Sunday, August 24, 2008

The American Wanderer

Just wanted to spotlight this good piece on Obama and rootlessness from the New York Times. An interesting snippet:
But many presidents are shallow-rooted trees, even if they’re rarely perceived as drifters; far more often, “transplant,” with its connotation of re-rooting, is the unthreatening label they take on.

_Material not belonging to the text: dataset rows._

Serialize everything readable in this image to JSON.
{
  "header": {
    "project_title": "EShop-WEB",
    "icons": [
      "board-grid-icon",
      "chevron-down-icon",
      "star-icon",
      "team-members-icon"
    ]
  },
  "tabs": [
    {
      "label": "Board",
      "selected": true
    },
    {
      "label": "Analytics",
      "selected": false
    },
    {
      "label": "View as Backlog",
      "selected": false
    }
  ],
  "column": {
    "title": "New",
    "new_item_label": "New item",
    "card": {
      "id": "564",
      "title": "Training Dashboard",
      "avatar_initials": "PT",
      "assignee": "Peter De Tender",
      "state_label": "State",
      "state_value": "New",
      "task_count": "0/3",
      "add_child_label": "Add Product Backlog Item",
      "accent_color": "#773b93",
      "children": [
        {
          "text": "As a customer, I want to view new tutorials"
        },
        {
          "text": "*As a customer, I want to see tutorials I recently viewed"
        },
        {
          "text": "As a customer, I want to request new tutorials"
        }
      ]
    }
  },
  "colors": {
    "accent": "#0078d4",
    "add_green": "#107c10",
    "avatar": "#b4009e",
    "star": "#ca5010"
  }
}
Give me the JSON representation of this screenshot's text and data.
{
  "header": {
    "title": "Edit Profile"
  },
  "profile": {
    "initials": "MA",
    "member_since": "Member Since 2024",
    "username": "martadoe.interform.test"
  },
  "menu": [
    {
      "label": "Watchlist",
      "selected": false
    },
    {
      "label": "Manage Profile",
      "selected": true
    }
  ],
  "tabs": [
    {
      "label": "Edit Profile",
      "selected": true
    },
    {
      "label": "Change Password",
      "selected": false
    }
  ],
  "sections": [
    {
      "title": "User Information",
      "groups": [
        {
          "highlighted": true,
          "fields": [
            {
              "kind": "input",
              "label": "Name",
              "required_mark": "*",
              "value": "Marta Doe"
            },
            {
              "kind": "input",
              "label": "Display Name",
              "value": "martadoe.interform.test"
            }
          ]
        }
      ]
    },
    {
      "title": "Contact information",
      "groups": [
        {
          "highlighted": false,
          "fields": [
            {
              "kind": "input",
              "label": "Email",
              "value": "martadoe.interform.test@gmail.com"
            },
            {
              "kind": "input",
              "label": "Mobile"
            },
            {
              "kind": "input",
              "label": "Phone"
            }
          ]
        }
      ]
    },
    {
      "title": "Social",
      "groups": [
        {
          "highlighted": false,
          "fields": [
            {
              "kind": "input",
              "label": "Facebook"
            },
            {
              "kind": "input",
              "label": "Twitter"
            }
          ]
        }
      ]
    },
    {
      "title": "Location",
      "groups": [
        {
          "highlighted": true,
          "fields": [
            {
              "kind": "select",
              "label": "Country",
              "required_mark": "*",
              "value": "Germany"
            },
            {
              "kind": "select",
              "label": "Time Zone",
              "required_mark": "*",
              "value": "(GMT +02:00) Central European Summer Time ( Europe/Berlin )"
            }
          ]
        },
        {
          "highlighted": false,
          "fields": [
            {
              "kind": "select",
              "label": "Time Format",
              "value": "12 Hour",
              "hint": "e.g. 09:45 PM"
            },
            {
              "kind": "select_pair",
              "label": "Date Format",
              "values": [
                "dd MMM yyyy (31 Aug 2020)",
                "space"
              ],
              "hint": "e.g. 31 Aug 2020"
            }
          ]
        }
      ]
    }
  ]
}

Ronald Reagan grew up in Tampico, Ill., wandered to Iowa and fell in as an announcer with the Chicago Cubs before heading to California. There he built one of the more enduring political personas of the 20th century. George W. Bush, Texas twang though he boasts, attended a blue-blood prep school in Massachusetts and summered in Maine, where the waters are chilly and the culture tight-lipped. Dwight Eisenhower was born in Texas, moved to Kansas and came to call Pennsylvania home. Herbert Hoover spent his 20s laboring in the outback of Australia and then China. Teddy Roosevelt strapped on a six-shooter and moved to the Dakotas, the better to fashion an image as the “cowboy” president, even though he was as New York as they come. Abraham Lincoln, the prototypical Illinoisan, was born in Kentucky and grew up impoverished in Indiana. He moved often as an adult, a loner before fate set him right.